EncryptionHackers exploit 1990s-era weak-encryption mandate

Published 9 March 2015

Researchers have an old-new computer security vulnerability — the Factoring Attack on RSA-EXPORT Keys (FREAK), which affects SSL/TLS protocols used to encrypt data as it is transmitted over the Internet. The FREAK vulnerability goes back to an early 1990s U.S. restriction which limited software sold abroad to a maximum 512-bit code encryption. The mandate was set to allow U.S. federal intelligence agencies easily to spy on foreign software users.

Almost a year after the discovery of the Heartbleed bug, researchers have identified another computer software security flaw which allows hackers to intercept secured communications. The Factoring Attack on RSA-EXPORT Keys (FREAK) affects SSL/TLS protocols used to encrypt data as it is transmitted over the Internet and puts at risk private information including passwords and banking information.

The FREAK vulnerability goes back to an early 1990s U.S. restriction which limited software sold abroad to a maximum 512-bit code encryption. According toUSA Today, that mandate was set to allow U.S. federal intelligence agencies easily to spy on foreign software users. The restriction was ended in the late 1990s following criticism and protest by the technology community, but many software developers continued to use the weaker encryption code.

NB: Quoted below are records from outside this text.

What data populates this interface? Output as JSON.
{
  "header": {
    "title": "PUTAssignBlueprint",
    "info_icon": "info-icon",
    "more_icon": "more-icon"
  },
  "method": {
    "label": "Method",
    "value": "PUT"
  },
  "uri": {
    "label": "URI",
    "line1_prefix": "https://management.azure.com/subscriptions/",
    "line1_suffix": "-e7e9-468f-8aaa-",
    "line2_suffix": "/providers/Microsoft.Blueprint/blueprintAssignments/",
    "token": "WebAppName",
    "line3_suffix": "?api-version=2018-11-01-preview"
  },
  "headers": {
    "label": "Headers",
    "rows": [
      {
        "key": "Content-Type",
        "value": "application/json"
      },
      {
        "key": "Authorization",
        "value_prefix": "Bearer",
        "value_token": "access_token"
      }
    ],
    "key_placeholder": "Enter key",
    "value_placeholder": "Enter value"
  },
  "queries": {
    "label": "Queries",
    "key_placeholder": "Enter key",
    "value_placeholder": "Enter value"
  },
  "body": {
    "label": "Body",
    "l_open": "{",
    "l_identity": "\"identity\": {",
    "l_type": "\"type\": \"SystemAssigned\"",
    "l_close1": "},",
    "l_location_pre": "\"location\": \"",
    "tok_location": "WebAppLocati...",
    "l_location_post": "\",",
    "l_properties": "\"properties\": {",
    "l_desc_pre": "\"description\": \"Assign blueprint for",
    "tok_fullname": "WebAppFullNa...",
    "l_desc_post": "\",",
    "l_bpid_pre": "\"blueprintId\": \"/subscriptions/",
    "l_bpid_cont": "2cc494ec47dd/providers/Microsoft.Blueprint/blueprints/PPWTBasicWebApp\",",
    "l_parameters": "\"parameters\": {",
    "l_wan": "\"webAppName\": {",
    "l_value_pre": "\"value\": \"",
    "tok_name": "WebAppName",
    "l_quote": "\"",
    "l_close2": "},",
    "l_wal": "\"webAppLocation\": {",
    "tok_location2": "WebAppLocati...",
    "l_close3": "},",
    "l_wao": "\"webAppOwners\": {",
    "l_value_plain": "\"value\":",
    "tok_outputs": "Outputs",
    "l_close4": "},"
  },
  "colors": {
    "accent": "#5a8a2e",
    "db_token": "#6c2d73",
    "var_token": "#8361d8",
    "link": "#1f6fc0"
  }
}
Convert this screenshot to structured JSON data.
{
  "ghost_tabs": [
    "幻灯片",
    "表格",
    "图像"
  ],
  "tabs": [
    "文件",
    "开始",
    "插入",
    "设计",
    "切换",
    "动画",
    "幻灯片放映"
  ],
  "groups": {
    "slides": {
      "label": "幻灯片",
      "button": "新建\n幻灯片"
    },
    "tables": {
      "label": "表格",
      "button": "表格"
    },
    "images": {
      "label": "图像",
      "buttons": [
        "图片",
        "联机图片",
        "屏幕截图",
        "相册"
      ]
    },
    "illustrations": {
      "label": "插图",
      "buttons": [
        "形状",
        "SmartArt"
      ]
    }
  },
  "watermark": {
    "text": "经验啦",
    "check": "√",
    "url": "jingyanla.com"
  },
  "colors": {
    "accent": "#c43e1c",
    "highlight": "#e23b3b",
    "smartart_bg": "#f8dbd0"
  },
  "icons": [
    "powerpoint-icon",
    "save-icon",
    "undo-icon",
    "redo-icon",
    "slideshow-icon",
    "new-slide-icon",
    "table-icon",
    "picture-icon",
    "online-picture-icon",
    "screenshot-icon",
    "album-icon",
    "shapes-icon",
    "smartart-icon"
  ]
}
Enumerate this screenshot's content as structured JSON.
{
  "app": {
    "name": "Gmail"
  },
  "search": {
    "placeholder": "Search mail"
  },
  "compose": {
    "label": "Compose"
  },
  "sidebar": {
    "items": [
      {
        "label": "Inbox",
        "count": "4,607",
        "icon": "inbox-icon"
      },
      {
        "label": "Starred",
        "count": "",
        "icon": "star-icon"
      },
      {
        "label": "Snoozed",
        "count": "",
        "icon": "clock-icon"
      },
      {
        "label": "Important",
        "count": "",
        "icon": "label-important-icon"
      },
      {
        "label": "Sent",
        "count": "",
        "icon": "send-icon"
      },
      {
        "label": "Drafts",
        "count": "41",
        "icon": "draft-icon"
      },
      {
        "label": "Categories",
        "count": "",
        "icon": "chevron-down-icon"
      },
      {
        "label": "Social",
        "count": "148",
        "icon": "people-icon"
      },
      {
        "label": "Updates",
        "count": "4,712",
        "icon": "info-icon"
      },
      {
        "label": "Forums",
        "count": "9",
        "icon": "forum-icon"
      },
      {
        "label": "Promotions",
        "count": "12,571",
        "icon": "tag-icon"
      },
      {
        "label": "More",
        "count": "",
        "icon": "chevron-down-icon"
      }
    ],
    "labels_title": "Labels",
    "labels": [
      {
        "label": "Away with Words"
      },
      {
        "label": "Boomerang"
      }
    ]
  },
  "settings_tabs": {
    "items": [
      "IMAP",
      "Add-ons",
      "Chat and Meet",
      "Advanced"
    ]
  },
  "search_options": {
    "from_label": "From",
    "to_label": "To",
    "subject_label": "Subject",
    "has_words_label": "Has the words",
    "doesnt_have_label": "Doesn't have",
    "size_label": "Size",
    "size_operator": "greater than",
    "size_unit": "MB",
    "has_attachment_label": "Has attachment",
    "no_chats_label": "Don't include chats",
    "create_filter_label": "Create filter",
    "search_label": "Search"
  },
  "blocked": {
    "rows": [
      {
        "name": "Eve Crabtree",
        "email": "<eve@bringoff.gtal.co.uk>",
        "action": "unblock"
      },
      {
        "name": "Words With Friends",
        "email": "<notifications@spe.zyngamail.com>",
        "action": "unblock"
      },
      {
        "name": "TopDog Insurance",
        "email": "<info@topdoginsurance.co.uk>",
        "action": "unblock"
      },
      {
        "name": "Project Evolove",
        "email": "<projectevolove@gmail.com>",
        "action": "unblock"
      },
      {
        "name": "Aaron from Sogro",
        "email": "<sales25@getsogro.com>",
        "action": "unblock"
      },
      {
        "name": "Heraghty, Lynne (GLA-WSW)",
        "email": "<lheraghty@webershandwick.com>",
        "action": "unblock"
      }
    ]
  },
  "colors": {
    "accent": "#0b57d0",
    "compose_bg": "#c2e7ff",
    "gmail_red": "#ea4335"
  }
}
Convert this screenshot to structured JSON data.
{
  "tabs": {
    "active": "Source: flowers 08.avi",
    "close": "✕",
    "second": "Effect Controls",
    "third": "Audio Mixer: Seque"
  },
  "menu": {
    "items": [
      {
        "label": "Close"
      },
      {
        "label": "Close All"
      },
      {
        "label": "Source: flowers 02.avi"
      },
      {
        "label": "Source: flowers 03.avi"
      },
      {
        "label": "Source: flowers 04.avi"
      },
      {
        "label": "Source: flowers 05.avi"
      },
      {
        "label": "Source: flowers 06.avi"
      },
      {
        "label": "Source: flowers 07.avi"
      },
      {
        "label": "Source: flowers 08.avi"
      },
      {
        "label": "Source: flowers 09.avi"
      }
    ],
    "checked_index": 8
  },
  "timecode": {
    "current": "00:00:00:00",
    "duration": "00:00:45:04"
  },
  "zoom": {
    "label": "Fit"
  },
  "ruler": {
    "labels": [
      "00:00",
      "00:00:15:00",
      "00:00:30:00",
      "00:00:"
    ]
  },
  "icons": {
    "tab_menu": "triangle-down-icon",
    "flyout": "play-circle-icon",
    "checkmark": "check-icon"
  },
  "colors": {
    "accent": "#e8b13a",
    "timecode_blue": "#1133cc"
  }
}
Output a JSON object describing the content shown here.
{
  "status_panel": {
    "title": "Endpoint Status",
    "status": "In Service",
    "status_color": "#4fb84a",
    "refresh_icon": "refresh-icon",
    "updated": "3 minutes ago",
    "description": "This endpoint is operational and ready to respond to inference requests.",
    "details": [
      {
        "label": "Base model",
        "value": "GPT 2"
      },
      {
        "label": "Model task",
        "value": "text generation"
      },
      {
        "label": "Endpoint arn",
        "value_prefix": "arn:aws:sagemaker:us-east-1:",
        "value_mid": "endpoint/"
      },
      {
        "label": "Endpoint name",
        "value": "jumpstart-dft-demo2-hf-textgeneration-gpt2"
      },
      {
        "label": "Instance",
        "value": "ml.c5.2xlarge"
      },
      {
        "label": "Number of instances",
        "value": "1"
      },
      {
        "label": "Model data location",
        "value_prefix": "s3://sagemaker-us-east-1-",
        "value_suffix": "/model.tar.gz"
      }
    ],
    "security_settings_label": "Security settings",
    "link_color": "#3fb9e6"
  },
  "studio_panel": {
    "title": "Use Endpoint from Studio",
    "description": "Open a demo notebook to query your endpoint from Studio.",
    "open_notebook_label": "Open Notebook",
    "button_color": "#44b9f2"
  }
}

About five million Web sites are vulnerable to the FREAK flaw, which has existed for many years, but was just uncovered by researchers at the INRIA computer science lab in France.

Computers connected to the Web communicate with servers on how best to protect data, but due to the FREAK flaw, some software, including Apple’s Secure Transport, can be manipulated into accepting the weaker encryption program, which can then be hacked. Such “man-in-the-middle” attacks are used to steal data and decode what victims believe is protected, encrypted communications. Internet users are particularly vulnerable to this type of attack when relying on public Wi-Fi services. While it is easy for hackers to exploit the FREAK flaw, software developers can use stronger encryption programs including the 1024-bit and the stronger 2048-bit program.

The discovery comes just as FBI head James Comey is asking technology and software developers to build backdoors in the security of their products so that intelligence agencies can readily decrypt data for reasons of national security. Cybersecurity professionals fear that developer-approved backdoors could one day be misused by criminal hackers or foreign countries. “You cannot have a secure and an insecure mode at the same time… What we’ve seen is that those flaws will ultimately impact all users,” said Christopher Soghoian, principal technologist for the American Civil Liberties Union.